Opinion / Genevieve Bates
Holding back the years
In London, the V&A Museum’s first new exhibition since the pandemic began opened on Saturday. Bags: Inside Out aims to juxtapose contemporary signifiers of mass luxury with historic military, medical and ceremonial bags. Among the items on display are Jane Birkin’s original Hermès namesake, Winston Churchill’s despatch box and one of Margaret Thatcher’s ladylike signatures, which gave rise to the use of “handbag” as a verb, meaning to bully or coerce (usually said of a woman hectoring a man). Curator Lucia Savi says that the signs of wear on the displayed pieces “remind us that bags are status symbols but also practical companions to our everyday life”.
Followers of fashion will hardly need to read the museum’s display cards to identify some of the more contemporary items such as Gucci’s Jackie bag, Chanel’s 2.55 quilted classic or more recent bags by Supreme and Off-White. I would usually argue that fashion deserves to be seen in museums but there were moments when it felt slightly ridiculous to peer through the glass at Fendi and Prada pieces that could be seen down the road at Harrods or, in a few cases, in my own wardrobe. Viewed as a group, the most coveted bags of the past century reveal more about the evolution of travel and celebrity culture than our fashion tastes.

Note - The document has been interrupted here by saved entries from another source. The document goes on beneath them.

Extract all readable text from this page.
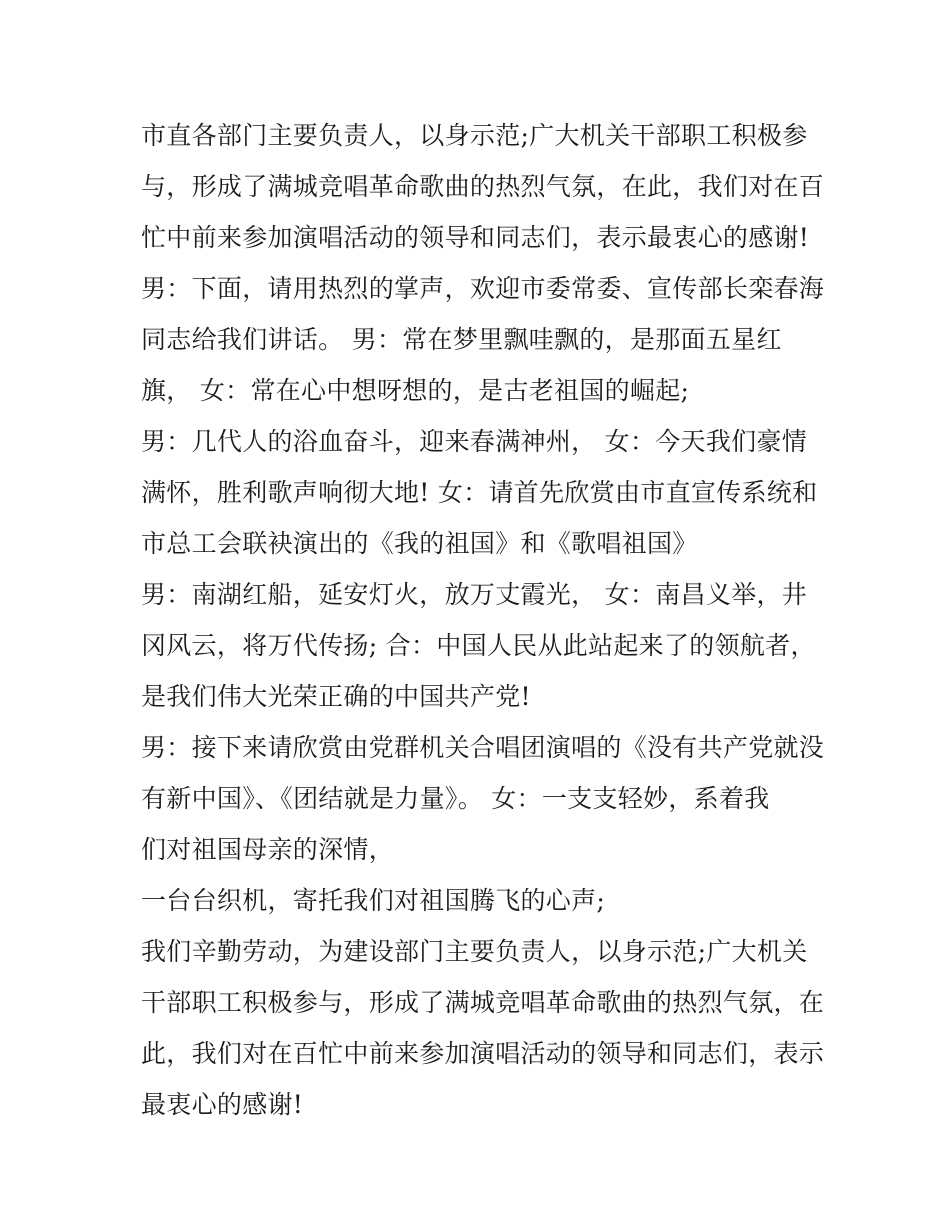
市直各部门主要负责人，以身示范;广大机关干部职工积极参
与，形成了满城竞唱革命歌曲的热烈气氛，在此，我们对在百
忙中前来参加演唱活动的领导和同志们，表示最衷心的感谢!
男：下面，请用热烈的掌声，欢迎市委常委、宣传部长栾春海
同志给我们讲话。 男：常在梦里飘哇飘的，是那面五星红
旗， 女：常在心中想呀想的，是古老祖国的崛起;
男：几代人的浴血奋斗，迎来春满神州， 女：今天我们豪情
满怀，胜利歌声响彻大地! 女：请首先欣赏由市直宣传系统和
市总工会联袂演出的《我的祖国》和《歌唱祖国》
男：南湖红船，延安灯火，放万丈霞光， 女：南昌义举，井
冈风云，将万代传扬; 合：中国人民从此站起来了的领航者，
是我们伟大光荣正确的中国共产党!
男：接下来请欣赏由党群机关合唱团演唱的《没有共产党就没
有新中国》、《团结就是力量》。 女：一支支轻妙，系着我
们对祖国母亲的深情，
一台台织机，寄托我们对祖国腾飞的心声;
我们辛勤劳动，为建设部门主要负责人，以身示范;广大机关
干部职工积极参与，形成了满城竞唱革命歌曲的热烈气氛，在
此，我们对在百忙中前来参加演唱活动的领导和同志们，表示
最衷心的感谢!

Perhaps the greatest value of the exhibition lies in its intriguing connection of our current consumer culture with the past. Cotton totes bearing environmental messages today continue a tradition evidenced by the anti-slavery mottos embroidered on a ladies’ workbag from 1829. Paco Rabanne’s metal belt bag of the 1960s is an update on an iron-filigree purse from 1660s Nuremberg. And the tiny dangling jewelled chatelaines of the 1860s (pictured) make clear that miniature bags weren’t invented by Jacquemus in 2017. I left the exhibition feeling that the joy of carrying a smart bag today is part of a valid and long-standing historical continuum, rather than a sign of shallow consumerism.